The girl lowered her eyes. She looked to her friends and back to Dirk.
Dirk left Oki Dogs and got in his car. Kaboodle kissed his face and Dirk gave him the rest of the Oki Dog. As they drove away Dirk saw the girl pull the earring out of her ear and look at it.
<
br /> So maybe it wasn’t what he thought, this scene. But it was a wild enough animal safari that his own beastliness might go unnoticed.

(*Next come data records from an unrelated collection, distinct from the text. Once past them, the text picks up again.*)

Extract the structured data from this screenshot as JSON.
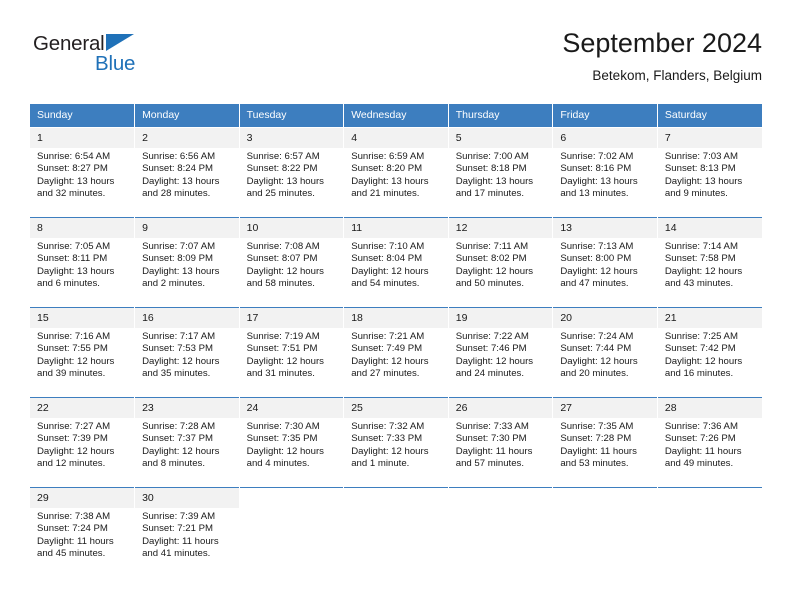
{
  "logo": {
    "word_black": "General",
    "word_blue": "Blue",
    "mark": "triangle-flag-icon",
    "accent_color": "#1f71b8"
  },
  "header": {
    "title": "September 2024",
    "subtitle": "Betekom, Flanders, Belgium"
  },
  "theme": {
    "header_blue": "#3d7ebf",
    "daynum_band": "#f2f2f2",
    "text": "#1a1a1a"
  },
  "weekday_headers": [
    "Sunday",
    "Monday",
    "Tuesday",
    "Wednesday",
    "Thursday",
    "Friday",
    "Saturday"
  ],
  "labels": {
    "sunrise": "Sunrise:",
    "sunset": "Sunset:",
    "daylight": "Daylight:"
  },
  "weeks": [
    [
      {
        "day": "1",
        "sunrise": "Sunrise: 6:54 AM",
        "sunset": "Sunset: 8:27 PM",
        "daylight1": "Daylight: 13 hours",
        "daylight2": "and 32 minutes."
      },
      {
        "day": "2",
        "sunrise": "Sunrise: 6:56 AM",
        "sunset": "Sunset: 8:24 PM",
        "daylight1": "Daylight: 13 hours",
        "daylight2": "and 28 minutes."
      },
      {
        "day": "3",
        "sunrise": "Sunrise: 6:57 AM",
        "sunset": "Sunset: 8:22 PM",
        "daylight1": "Daylight: 13 hours",
        "daylight2": "and 25 minutes."
      },
      {
        "day": "4",
        "sunrise": "Sunrise: 6:59 AM",
        "sunset": "Sunset: 8:20 PM",
        "daylight1": "Daylight: 13 hours",
        "daylight2": "and 21 minutes."
      },
      {
        "day": "5",
        "sunrise": "Sunrise: 7:00 AM",
        "sunset": "Sunset: 8:18 PM",
        "daylight1": "Daylight: 13 hours",
        "daylight2": "and 17 minutes."
      },
      {
        "day": "6",
        "sunrise": "Sunrise: 7:02 AM",
        "sunset": "Sunset: 8:16 PM",
        "daylight1": "Daylight: 13 hours",
        "daylight2": "and 13 minutes."
      },
      {
        "day": "7",
        "sunrise": "Sunrise: 7:03 AM",
        "sunset": "Sunset: 8:13 PM",
        "daylight1": "Daylight: 13 hours",
        "daylight2": "and 9 minutes."
      }
    ],
    [
      {
        "day": "8",
        "sunrise": "Sunrise: 7:05 AM",
        "sunset": "Sunset: 8:11 PM",
        "daylight1": "Daylight: 13 hours",
        "daylight2": "and 6 minutes."
      },
      {
        "day": "9",
        "sunrise": "Sunrise: 7:07 AM",
        "sunset": "Sunset: 8:09 PM",
        "daylight1": "Daylight: 13 hours",
        "daylight2": "and 2 minutes."
      },
      {
        "day": "10",
        "sunrise": "Sunrise: 7:08 AM",
        "sunset": "Sunset: 8:07 PM",
        "daylight1": "Daylight: 12 hours",
        "daylight2": "and 58 minutes."
      },
      {
        "day": "11",
        "sunrise": "Sunrise: 7:10 AM",
        "sunset": "Sunset: 8:04 PM",
        "daylight1": "Daylight: 12 hours",
        "daylight2": "and 54 minutes."
      },
      {
        "day": "12",
        "sunrise": "Sunrise: 7:11 AM",
        "sunset": "Sunset: 8:02 PM",
        "daylight1": "Daylight: 12 hours",
        "daylight2": "and 50 minutes."
      },
      {
        "day": "13",
        "sunrise": "Sunrise: 7:13 AM",
        "sunset": "Sunset: 8:00 PM",
        "daylight1": "Daylight: 12 hours",
        "daylight2": "and 47 minutes."
      },
      {
        "day": "14",
        "sunrise": "Sunrise: 7:14 AM",
        "sunset": "Sunset: 7:58 PM",
        "daylight1": "Daylight: 12 hours",
        "daylight2": "and 43 minutes."
      }
    ],
    [
      {
        "day": "15",
        "sunrise": "Sunrise: 7:16 AM",
        "sunset": "Sunset: 7:55 PM",
        "daylight1": "Daylight: 12 hours",
        "daylight2": "and 39 minutes."
      },
      {
        "day": "16",
        "sunrise": "Sunrise: 7:17 AM",
        "sunset": "Sunset: 7:53 PM",
        "daylight1": "Daylight: 12 hours",
        "daylight2": "and 35 minutes."
      },
      {
        "day": "17",
        "sunrise": "Sunrise: 7:19 AM",
        "sunset": "Sunset: 7:51 PM",
        "daylight1": "Daylight: 12 hours",
        "daylight2": "and 31 minutes."
      },
      {
        "day": "18",
        "sunrise": "Sunrise: 7:21 AM",
        "sunset": "Sunset: 7:49 PM",
        "daylight1": "Daylight: 12 hours",
        "daylight2": "and 27 minutes."
      },
      {
        "day": "19",
        "sunrise": "Sunrise: 7:22 AM",
        "sunset": "Sunset: 7:46 PM",
        "daylight1": "Daylight: 12 hours",
        "daylight2": "and 24 minutes."
      },
      {
        "day": "20",
        "sunrise": "Sunrise: 7:24 AM",
        "sunset": "Sunset: 7:44 PM",
        "daylight1": "Daylight: 12 hours",
        "daylight2": "and 20 minutes."
      },
      {
        "day": "21",
        "sunrise": "Sunrise: 7:25 AM",
        "sunset": "Sunset: 7:42 PM",
        "daylight1": "Daylight: 12 hours",
        "daylight2": "and 16 minutes."
      }
    ],
    [
      {
        "day": "22",
        "sunrise": "Sunrise: 7:27 AM",
        "sunset": "Sunset: 7:39 PM",
        "daylight1": "Daylight: 12 hours",
        "daylight2": "and 12 minutes."
      },
      {
        "day": "23",
        "sunrise": "Sunrise: 7:28 AM",
        "sunset": "Sunset: 7:37 PM",
        "daylight1": "Daylight: 12 hours",
        "daylight2": "and 8 minutes."
      },
      {
        "day": "24",
        "sunrise": "Sunrise: 7:30 AM",
        "sunset": "Sunset: 7:35 PM",
        "daylight1": "Daylight: 12 hours",
        "daylight2": "and 4 minutes."
      },
      {
        "day": "25",
        "sunrise": "Sunrise: 7:32 AM",
        "sunset": "Sunset: 7:33 PM",
        "daylight1": "Daylight: 12 hours",
        "daylight2": "and 1 minute."
      },
      {
        "day": "26",
        "sunrise": "Sunrise: 7:33 AM",
        "sunset": "Sunset: 7:30 PM",
        "daylight1": "Daylight: 11 hours",
        "daylight2": "and 57 minutes."
      },
      {
        "day": "27",
        "sunrise": "Sunrise: 7:35 AM",
        "sunset": "Sunset: 7:28 PM",
        "daylight1": "Daylight: 11 hours",
        "daylight2": "and 53 minutes."
      },
      {
        "day": "28",
        "sunrise": "Sunrise: 7:36 AM",
        "sunset": "Sunset: 7:26 PM",
        "daylight1": "Daylight: 11 hours",
        "daylight2": "and 49 minutes."
      }
    ],
    [
      {
        "day": "29",
        "sunrise": "Sunrise: 7:38 AM",
        "sunset": "Sunset: 7:24 PM",
        "daylight1": "Daylight: 11 hours",
        "daylight2": "and 45 minutes."
      },
      {
        "day": "30",
        "sunrise": "Sunrise: 7:39 AM",
        "sunset": "Sunset: 7:21 PM",
        "daylight1": "Daylight: 11 hours",
        "daylight2": "and 41 minutes."
      },
      {
        "day": "",
        "sunrise": "",
        "sunset": "",
        "daylight1": "",
        "daylight2": ""
      },
      {
        "day": "",
        "sunrise": "",
        "sunset": "",
        "daylight1": "",
        "daylight2": ""
      },
      {
        "day": "",
        "sunrise": "",
        "sunset": "",
        "daylight1": "",
        "daylight2": ""
      },
      {
        "day": "",
        "sunrise": "",
        "sunset": "",
        "daylight1": "",
        "daylight2": ""
      },
      {
        "day": "",
        "sunrise": "",
        "sunset": "",
        "daylight1": "",
        "daylight2": ""
      }
    ]
  ]
}
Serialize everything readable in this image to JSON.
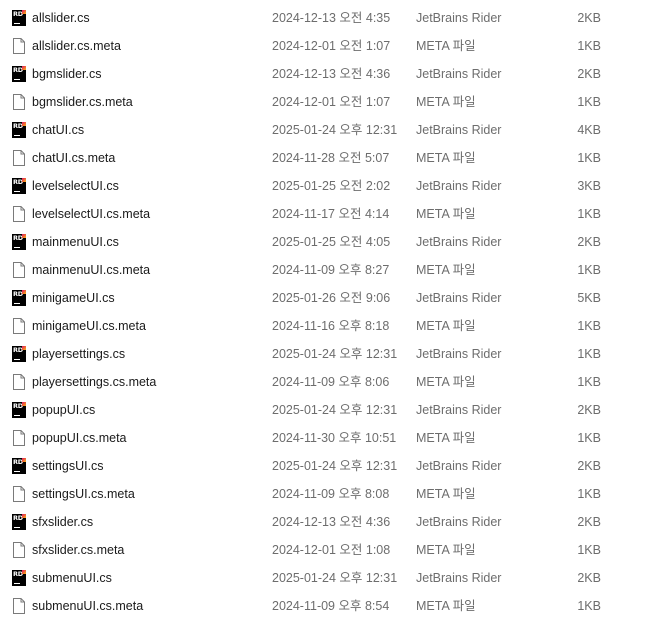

He drove over the city’s shoulders tattooed with wandering, hungry children and used car lots, drove past hanging traffic light earrings into beery breath mist, up and up above the city, trying to shed it like a skin. On the city’s shaved head was the crown of the Griffith Observatory. The viewing balcony was closed, but the star Dirk had come to see was the bronze bust of James Dean on its pedestal. He gazed into its light and would have exchanged his soul for that boy’s if he could.
Because he couldn’t give his soul to James Dean, Dirk kept going out. Just keep going out, he told himself.
The Vex was a club in an old ballroom. Dirk drove into the parking lot under a freeway, concrete shaking like an earthquake. Inside there was a long curved bar and columns and balconies and chandeliers but everything looked ready to crumble from age and the freeway vibrations. Dirk watched a boy and girl slamming. The boy threw the girl down on the ground. She was wearing a lot of metal that shocked against the wood of the floor. He started hitting her in the face. Finally some guys broke it up but to Dirk it seemed like it went on forever. There was blood the color of her lipstick on the girl’s face.
Dirk felt the piece of pizza he had eaten for dinner hot in his throat and ran into the bathroom. When he looked up under the greenish-white chill of the lights, his head felt as if he had slammed it against porcelain.
After that, Dirk drove along Sunset to the Carney’s hot dog train.
“Do you have a dollar?” The boy sitting in front of Carney’s looked like Sid Vicious. “I’m Sinbad,” he said.
He was really skinny so Dirk motioned for him to follow him in. But when they were sitting on the bench outside, Sinbad said he didn’t want the hot dog Dirk had bought.
“I’m a vampire,” he said.
“A what?”
“A vampire.”
He bared his teeth. He had fangs.
“They’re bonded on,” he said. “They really work. Want to see?”
“No,” Dirk said.
“Don’t you want to exchange blood with me?” He leaned closer on the bench.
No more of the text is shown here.